The Positive Peace Report 2015, released yesterday, surveyed 162 nations through a range of indicators before ranking countries according to their state of 'Positive Peace'. Essentially, the IEP claimed countries deemed to be 'positively peaceful' tended to be less violent, more economically stable, and have greater gender equality and happier citizens.
On a global scale, Positive Peace in Georgia has improved steadily since 2005, said IEP. One hundred and eighteen of 162 countries ranked in the Positive Peace index, or 73 per cent, showed an improvement to 2015.
While the 2015 report did not state Georgia’s previous scores, it did reveal that Georgia had made great progress in recent years. The 2015 report ranked Georgia 60th of 162 nations – or in the top 37 percent of countries surveyed.
The top five countries with Positive Peace were Denmark, Finland, Sweden, Norway and Ireland, while the five countries with the lowest level of Positive Peace were Somalia, Central African Republic, Afghanistan, Chad and Zimbabwe.
Regionally, North American countries had the highest level of Positive Peace, closely followed by countries in Europe, said the report.

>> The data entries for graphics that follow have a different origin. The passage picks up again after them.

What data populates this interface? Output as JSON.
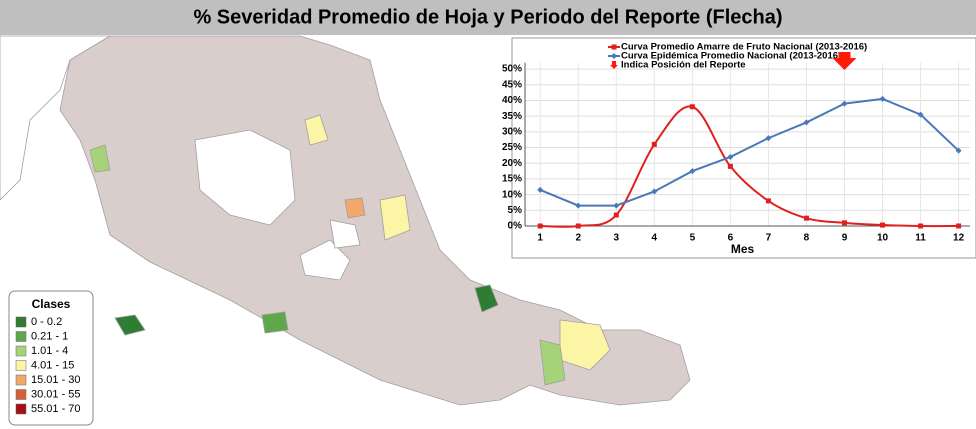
{
  "title": "% Severidad Promedio de Hoja y Periodo del Reporte (Flecha)",
  "legend": {
    "title": "Clases",
    "items": [
      {
        "label": "0 - 0.2",
        "color": "#2e7d32"
      },
      {
        "label": "0.21 - 1",
        "color": "#5fa84a"
      },
      {
        "label": "1.01 - 4",
        "color": "#a6d27a"
      },
      {
        "label": "4.01 - 15",
        "color": "#fdf5a6"
      },
      {
        "label": "15.01 - 30",
        "color": "#f4a76a"
      },
      {
        "label": "30.01 - 55",
        "color": "#d6603a"
      },
      {
        "label": "55.01 - 70",
        "color": "#a50f15"
      }
    ]
  },
  "chart_data": {
    "type": "line",
    "x": [
      1,
      2,
      3,
      4,
      5,
      6,
      7,
      8,
      9,
      10,
      11,
      12
    ],
    "xlabel": "Mes",
    "xlim": [
      0.6,
      12.3
    ],
    "xticks": [
      1,
      2,
      3,
      4,
      5,
      6,
      7,
      8,
      9,
      10,
      11,
      12
    ],
    "ylim": [
      0,
      52
    ],
    "yticks": [
      {
        "value": 0,
        "label": "0%"
      },
      {
        "value": 5,
        "label": "5%"
      },
      {
        "value": 10,
        "label": "10%"
      },
      {
        "value": 15,
        "label": "15%"
      },
      {
        "value": 20,
        "label": "20%"
      },
      {
        "value": 25,
        "label": "25%"
      },
      {
        "value": 30,
        "label": "30%"
      },
      {
        "value": 35,
        "label": "35%"
      },
      {
        "value": 40,
        "label": "40%"
      },
      {
        "value": 45,
        "label": "45%"
      },
      {
        "value": 50,
        "label": "50%"
      }
    ],
    "grid": true,
    "series": [
      {
        "name": "Curva Promedio Amarre de Fruto Nacional (2013-2016)",
        "color": "#e02020",
        "marker": "square",
        "smooth": true,
        "values": [
          0,
          0,
          3.5,
          26,
          38,
          19,
          8,
          2.5,
          1,
          0.3,
          0,
          0
        ]
      },
      {
        "name": "Curva Epidémica Promedio Nacional (2013-2016)",
        "color": "#4a78b8",
        "marker": "diamond",
        "smooth": false,
        "values": [
          11.5,
          6.5,
          6.5,
          11,
          17.5,
          22,
          28,
          33,
          39,
          40.5,
          35.5,
          24
        ]
      }
    ],
    "report_name": "Indica Posición del Reporte",
    "report_color": "#ff1a0a",
    "report_x": 9
  }
}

Georgia was the only country in the Russia and Eurasia region that scored better than the global average; quite an achievement for a country that experienced an armed conflict with Russia and separatist forces in 2008.
“Since 2012, its score for good relations with neighbours has improved by 68 percent. Acceptance of the rights of others has remained fairly flat and the conflict between the Government of Georgia and the separatists has not yet been fully resolved,” said the report.
The report mentioned that Georgia was one of five post-conflict countries. "As countries progress through and out of conflict, their institutions can either support or impede the successful transition to a peaceful society.” But the five countries – Code d’Ivoire, Georgia, Myanmar, Nepal and Rwanda – have all made notable improvements in their Positive Peace scores, said the IEP.
In Georgia’s case, its greatest improvement was seen in its relations with its neighbours. Georgia also scored higher than the other four post-conflict nations in the categories of ‘well-functioning government’, ‘sound business environment’ and ‘free flow of information.
Despite improving year-on-year in ‘high levels of human capital’ and ‘equitable distribution of resources’, Georgia scored lower than the other four countries’ in these categories. Furthermore, Georgia deteriorated greater in terms of ‘low levels of corruption’, and ‘acceptance of the rights of others’.